Knauss also maintains ties to her Michigan past through the Medical Center Alumni Society (MCAS), which she has served as president, working to strengthen regional ties among medical alumni and emphasizing the opportunity alumni have to give to scholarship support. She says, “The real motivation is that, through all the levels of my education, it’s medical school that I feel most grateful for — that opportunity to study for four years in the company of distinctive students and professors. The education Michigan provided was comprehensive and confidence-giving, and when I started my residency, I realized how well prepared I was. U-M medical students say the same thing now. I think that motivates a lot of the alumni who are involved with MCAS.”

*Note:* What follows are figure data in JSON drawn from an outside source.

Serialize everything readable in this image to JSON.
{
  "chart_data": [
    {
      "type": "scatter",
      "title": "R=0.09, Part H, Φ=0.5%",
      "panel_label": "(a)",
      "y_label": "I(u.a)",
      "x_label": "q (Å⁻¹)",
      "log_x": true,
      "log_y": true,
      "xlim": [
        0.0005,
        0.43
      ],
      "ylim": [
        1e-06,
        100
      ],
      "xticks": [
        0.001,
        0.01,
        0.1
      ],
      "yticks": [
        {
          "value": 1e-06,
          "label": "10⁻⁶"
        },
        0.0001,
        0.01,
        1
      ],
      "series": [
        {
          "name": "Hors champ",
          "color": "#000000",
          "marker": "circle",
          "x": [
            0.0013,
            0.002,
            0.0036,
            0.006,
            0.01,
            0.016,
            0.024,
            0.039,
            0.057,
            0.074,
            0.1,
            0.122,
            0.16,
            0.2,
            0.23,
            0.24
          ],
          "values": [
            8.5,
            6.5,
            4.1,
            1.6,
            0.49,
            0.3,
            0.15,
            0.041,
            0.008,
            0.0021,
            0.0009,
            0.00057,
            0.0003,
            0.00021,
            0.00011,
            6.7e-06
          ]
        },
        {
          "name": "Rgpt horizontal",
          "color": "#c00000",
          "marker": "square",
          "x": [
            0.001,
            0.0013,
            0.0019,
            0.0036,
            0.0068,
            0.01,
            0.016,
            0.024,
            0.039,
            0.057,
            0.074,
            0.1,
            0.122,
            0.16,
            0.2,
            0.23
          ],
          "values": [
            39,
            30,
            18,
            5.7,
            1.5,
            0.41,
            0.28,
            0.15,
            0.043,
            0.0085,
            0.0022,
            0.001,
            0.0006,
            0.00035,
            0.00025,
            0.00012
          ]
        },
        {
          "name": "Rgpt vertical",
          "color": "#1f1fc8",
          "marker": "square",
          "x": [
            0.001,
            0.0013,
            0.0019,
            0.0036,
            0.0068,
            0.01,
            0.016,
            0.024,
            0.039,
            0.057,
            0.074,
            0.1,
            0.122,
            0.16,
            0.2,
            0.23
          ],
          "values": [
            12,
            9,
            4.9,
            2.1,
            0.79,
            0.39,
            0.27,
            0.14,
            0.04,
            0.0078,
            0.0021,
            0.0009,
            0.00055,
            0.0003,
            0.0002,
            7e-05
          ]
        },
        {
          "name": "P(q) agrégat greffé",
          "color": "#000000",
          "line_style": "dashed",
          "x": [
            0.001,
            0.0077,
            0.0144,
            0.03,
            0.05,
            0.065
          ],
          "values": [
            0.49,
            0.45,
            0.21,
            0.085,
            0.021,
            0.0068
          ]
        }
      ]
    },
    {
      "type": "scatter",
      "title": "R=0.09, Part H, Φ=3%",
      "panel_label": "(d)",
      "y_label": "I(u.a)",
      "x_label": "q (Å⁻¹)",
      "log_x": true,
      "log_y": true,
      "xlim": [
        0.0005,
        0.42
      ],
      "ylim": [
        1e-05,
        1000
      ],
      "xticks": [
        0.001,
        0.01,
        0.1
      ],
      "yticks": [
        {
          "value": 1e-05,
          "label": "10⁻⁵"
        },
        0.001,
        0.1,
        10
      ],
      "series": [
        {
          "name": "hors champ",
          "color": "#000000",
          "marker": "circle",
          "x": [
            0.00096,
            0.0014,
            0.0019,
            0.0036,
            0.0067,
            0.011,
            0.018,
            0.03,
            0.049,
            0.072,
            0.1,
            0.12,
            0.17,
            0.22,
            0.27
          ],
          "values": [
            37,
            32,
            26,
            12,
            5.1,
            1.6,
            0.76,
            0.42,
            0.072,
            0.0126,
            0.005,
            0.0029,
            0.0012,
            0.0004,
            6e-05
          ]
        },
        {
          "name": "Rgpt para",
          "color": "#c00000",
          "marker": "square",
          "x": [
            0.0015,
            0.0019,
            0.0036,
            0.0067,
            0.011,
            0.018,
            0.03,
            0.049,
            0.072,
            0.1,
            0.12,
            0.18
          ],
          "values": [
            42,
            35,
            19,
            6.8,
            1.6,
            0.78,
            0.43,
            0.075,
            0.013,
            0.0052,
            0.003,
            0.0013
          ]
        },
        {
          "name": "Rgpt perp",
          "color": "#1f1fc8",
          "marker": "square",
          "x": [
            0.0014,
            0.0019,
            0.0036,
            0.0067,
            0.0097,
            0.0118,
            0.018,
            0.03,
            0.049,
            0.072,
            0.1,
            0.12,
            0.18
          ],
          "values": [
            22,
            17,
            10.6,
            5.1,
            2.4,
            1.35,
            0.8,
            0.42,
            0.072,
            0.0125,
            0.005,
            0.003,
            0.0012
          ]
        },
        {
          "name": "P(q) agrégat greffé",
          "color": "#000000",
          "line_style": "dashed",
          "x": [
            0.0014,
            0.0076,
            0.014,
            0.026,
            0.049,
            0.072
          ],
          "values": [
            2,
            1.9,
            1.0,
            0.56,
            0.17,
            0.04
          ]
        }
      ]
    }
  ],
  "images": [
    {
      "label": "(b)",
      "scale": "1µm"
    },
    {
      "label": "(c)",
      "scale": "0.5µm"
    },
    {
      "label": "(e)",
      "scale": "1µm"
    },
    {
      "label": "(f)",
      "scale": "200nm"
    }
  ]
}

When she was in high school, her friend and church group advisor, David G. Dickinson (M.D. 1945, Residency 1950), talked with Knauss about pursuing pediatrics. “He had run the polio unit at Michigan in the ’50s, and practiced primary care pediatrics for many years there,” she says. When Knauss joined the MCAS board over six years ago, she experienced a wonderful illustration of the lifelong allegiance Michigan alumni feel to their community: “Dr. Dickinson was there to welcome me, still supporting Michigan even after his retirement.”
In her two-decade career so far, Jamie Baker Knauss reports that she has most enjoyed and is most thankful for “the many long-term relationships with families, being there for the long haul with them through the ups and the downs: first-child anxiety … minor illnesses … significant chronic illness … graduations … going off to college, choosing a career — truly birth-to-death issues.”
Asked what makes her proudest, she hesitates, then says, “I guess I do take extra delight in a number of my patients, most of them women, who have investigated or chosen pediatrics as a profession.”